Comme dans les pays développés, les mesures de politique budgétaire ont été au premier plan de la réponse EMDE – nécessitant des dépenses de santé massives ainsi qu’un soutien financier massif pour le secteur des entreprises et les particuliers. Pour les premiers, il s’agissait de prêts, de garanties et d’allégements fiscaux aux entreprises et aux PME, tandis que les seconds les recevaient sous forme d’allocations de chômage étendues et de subventions sur les factures de services publics.
Bien que la taille du soutien budgétaire (7,7% du PIB) dans les économies avancées ait éclipsé une réponse similaire dans les économies de marché émergentes (2,5% du PIB) et dans les pays à faible revenu (1,2% du PIB), l’EMDE a toujours stabiliser le système financier.
La plupart des économies avancées et EMDE ont introduit des baisses de taux et des injections de liquidités rapides pour atténuer les tensions sur le crédit sur les marchés. Étant donné que la plupart des banques centrales disposaient de peu de marge pour baisser les taux d’intérêt, elles ont introduit des mesures de politique monétaire non conventionnelles pour maintenir le système à flot. L’un d’eux était l’achat de dettes publiques et d’entreprises.
100% des économies avancées ont abaissé leurs taux d’intérêt, le ratio était respectivement de 74% et 78% dans les marchés émergents et les pays à faible revenu (graphique 2). Certains pays ont assoupli les mesures de prêt et d’emprunt pour garantir la disponibilité du crédit aux secteurs les plus touchés.
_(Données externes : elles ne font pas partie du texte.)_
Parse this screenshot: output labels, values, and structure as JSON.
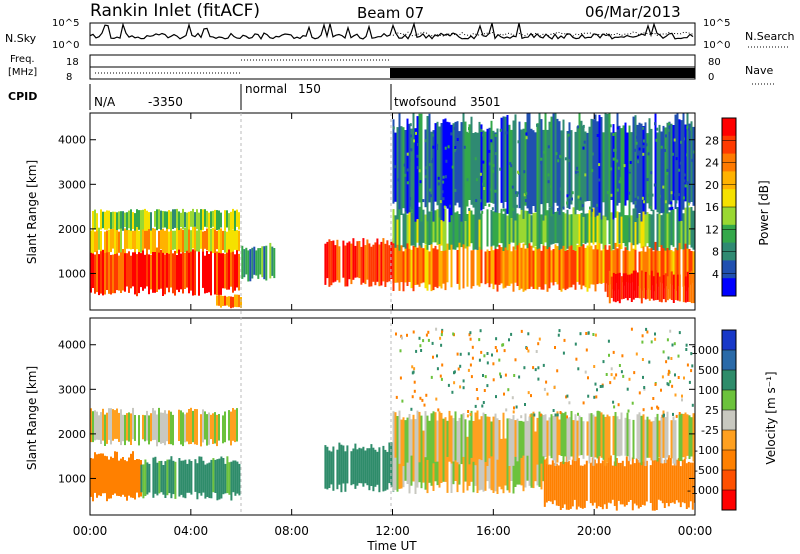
{
  "header": {
    "station": "Rankin Inlet (fitACF)",
    "beam": "Beam 07",
    "date": "06/Mar/2013"
  },
  "noise_panel": {
    "left_label": "N.Sky",
    "right_label": "N.Search",
    "left_ticks": [
      "10^5",
      "10^0"
    ],
    "right_ticks": [
      "10^5",
      "10^0"
    ]
  },
  "freq_panel": {
    "left_label_1": "Freq.",
    "left_label_2": "[MHz]",
    "left_ticks": [
      "18",
      "8"
    ],
    "right_label": "Nave",
    "right_ticks": [
      "80",
      "0"
    ]
  },
  "cpid": {
    "label": "CPID",
    "segments": [
      {
        "name": "N/A",
        "id": "-3350",
        "start_hour": 0
      },
      {
        "name": "normal",
        "id": "150",
        "start_hour": 6
      },
      {
        "name": "twofsound",
        "id": "3501",
        "start_hour": 12
      }
    ]
  },
  "power_colorbar": {
    "label": "Power [dB]",
    "ticks": [
      "28",
      "24",
      "20",
      "16",
      "12",
      "8",
      "4"
    ],
    "colors": [
      "#ff0000",
      "#ff3a00",
      "#ff7a00",
      "#ffb200",
      "#f5e100",
      "#9ad832",
      "#34a84a",
      "#2f8a72",
      "#2050b0",
      "#0000ff"
    ]
  },
  "velocity_colorbar": {
    "label": "Velocity [m s⁻¹]",
    "ticks": [
      "1000",
      "500",
      "100",
      "25",
      "-25",
      "-100",
      "-500",
      "-1000"
    ],
    "colors": [
      "#1838c8",
      "#2a6aa8",
      "#2e8c6a",
      "#6cc23c",
      "#c8c8c0",
      "#ffa020",
      "#ff8000",
      "#ff5000",
      "#ff0000"
    ]
  },
  "axes": {
    "x_ticks": [
      "00:00",
      "04:00",
      "08:00",
      "12:00",
      "16:00",
      "20:00",
      "00:00"
    ],
    "x_label": "Time UT",
    "y_label": "Slant Range [km]",
    "y_ticks": [
      "1000",
      "2000",
      "3000",
      "4000"
    ]
  },
  "chart_data": [
    {
      "type": "heatmap",
      "title": "Power",
      "xlabel": "Time UT",
      "ylabel": "Slant Range [km]",
      "xlim": [
        0,
        24
      ],
      "ylim": [
        180,
        4600
      ],
      "colorbar_label": "Power [dB]",
      "colorbar_range": [
        0,
        32
      ],
      "regions": [
        {
          "x": [
            0,
            5.9
          ],
          "y": [
            600,
            1500
          ],
          "value": 28
        },
        {
          "x": [
            0,
            5.9
          ],
          "y": [
            1500,
            2000
          ],
          "value": 20
        },
        {
          "x": [
            0,
            5.9
          ],
          "y": [
            2000,
            2400
          ],
          "value": 14
        },
        {
          "x": [
            5.0,
            6.0
          ],
          "y": [
            250,
            500
          ],
          "value": 24
        },
        {
          "x": [
            6.0,
            7.3
          ],
          "y": [
            900,
            1600
          ],
          "value": 10
        },
        {
          "x": [
            9.3,
            12.0
          ],
          "y": [
            800,
            1700
          ],
          "value": 28
        },
        {
          "x": [
            12.0,
            24.0
          ],
          "y": [
            700,
            1600
          ],
          "value": 24
        },
        {
          "x": [
            12.0,
            24.0
          ],
          "y": [
            1600,
            2400
          ],
          "value": 12
        },
        {
          "x": [
            12.0,
            24.0
          ],
          "y": [
            2400,
            4400
          ],
          "value": 6
        },
        {
          "x": [
            20.5,
            24.0
          ],
          "y": [
            400,
            1000
          ],
          "value": 28
        }
      ]
    },
    {
      "type": "heatmap",
      "title": "Velocity",
      "xlabel": "Time UT",
      "ylabel": "Slant Range [km]",
      "xlim": [
        0,
        24
      ],
      "ylim": [
        180,
        4600
      ],
      "colorbar_label": "Velocity [m s⁻¹]",
      "colorbar_range": [
        -1000,
        1000
      ],
      "regions": [
        {
          "x": [
            0,
            5.9
          ],
          "y": [
            1800,
            2500
          ],
          "value": 0
        },
        {
          "x": [
            0,
            2.0
          ],
          "y": [
            600,
            1500
          ],
          "value": -200
        },
        {
          "x": [
            2.0,
            5.9
          ],
          "y": [
            600,
            1400
          ],
          "value": 150
        },
        {
          "x": [
            9.3,
            12.0
          ],
          "y": [
            800,
            1700
          ],
          "value": 200
        },
        {
          "x": [
            12.0,
            18.0
          ],
          "y": [
            800,
            2000
          ],
          "value": 0
        },
        {
          "x": [
            18.0,
            24.0
          ],
          "y": [
            400,
            1400
          ],
          "value": -200
        },
        {
          "x": [
            12.0,
            24.0
          ],
          "y": [
            1400,
            2400
          ],
          "value": 0
        }
      ]
    }
  ]
}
Les taux de change flexibles des pays EMDE se sont dépréciés en réponse aux pressions de sortie et à l’aversion accrue pour le risque – de plus de 25% dans des pays comme le Brésil, l’Afrique du Sud, les Seychelles et la Zambie (figure 3). Pour freiner les sorties de capitaux qui en résultent, de nombreux pays sont intervenus sur le marché du Forex en utilisant leurs réserves de change et en assouplissant les contrôles de capitaux existants sur les entrées.
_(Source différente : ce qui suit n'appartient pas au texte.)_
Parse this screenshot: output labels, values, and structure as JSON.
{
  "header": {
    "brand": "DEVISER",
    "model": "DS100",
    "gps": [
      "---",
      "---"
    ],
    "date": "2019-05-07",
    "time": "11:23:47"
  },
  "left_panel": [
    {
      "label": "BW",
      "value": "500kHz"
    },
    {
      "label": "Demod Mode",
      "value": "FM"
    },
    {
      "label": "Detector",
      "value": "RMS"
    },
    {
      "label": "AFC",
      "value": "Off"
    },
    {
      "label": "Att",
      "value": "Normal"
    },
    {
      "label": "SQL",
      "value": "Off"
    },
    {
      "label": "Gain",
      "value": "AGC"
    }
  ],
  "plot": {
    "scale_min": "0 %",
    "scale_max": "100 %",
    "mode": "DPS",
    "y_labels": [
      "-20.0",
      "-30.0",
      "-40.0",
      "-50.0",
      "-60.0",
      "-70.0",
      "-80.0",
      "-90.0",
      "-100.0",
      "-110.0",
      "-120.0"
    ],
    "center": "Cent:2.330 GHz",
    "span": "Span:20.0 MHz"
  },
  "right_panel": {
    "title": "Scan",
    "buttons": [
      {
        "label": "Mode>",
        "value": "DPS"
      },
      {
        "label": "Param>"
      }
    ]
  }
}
Parmi ces mesures plus conventionnelles, les pays ont également utilisé d’autres instruments pour lutter contre l’impact financier drastique de la pandémie, qui comprenaient des solutions numériques innovantes, une meilleure gestion de la chaîne d’approvisionnement et surtout la promotion d’un environnement de coopération financière internationale.
Selon l’initiative du moratoire de la dette dirigée par le G20, le FMI et d’autres institutions financières internationales ont rapidement fourni une aide d’urgence à plus de 60 pays. Pour maintenir la liquidité, le FMI a également récemment mis en place un nouveau Ligne de liquidité à court terme – une partie de sa réponse COVID-19 à ajouter à sa boîte à outils de prêt. La Réserve fédérale américaine a également établi de nouvelles lignes de swap avec les banques centrales de plusieurs grandes économies avancées et émergentes pour atténuer la crise du crédit.
La réponse politique extraordinaire, soutenue par l’innovation et la coopération internationale, est la bonne voie à suivre pour faire face à la situation en évolution rapide résultant de la pandémie. Espérons que nous pourrons négocier ces moments difficiles en tirant de précieuses leçons.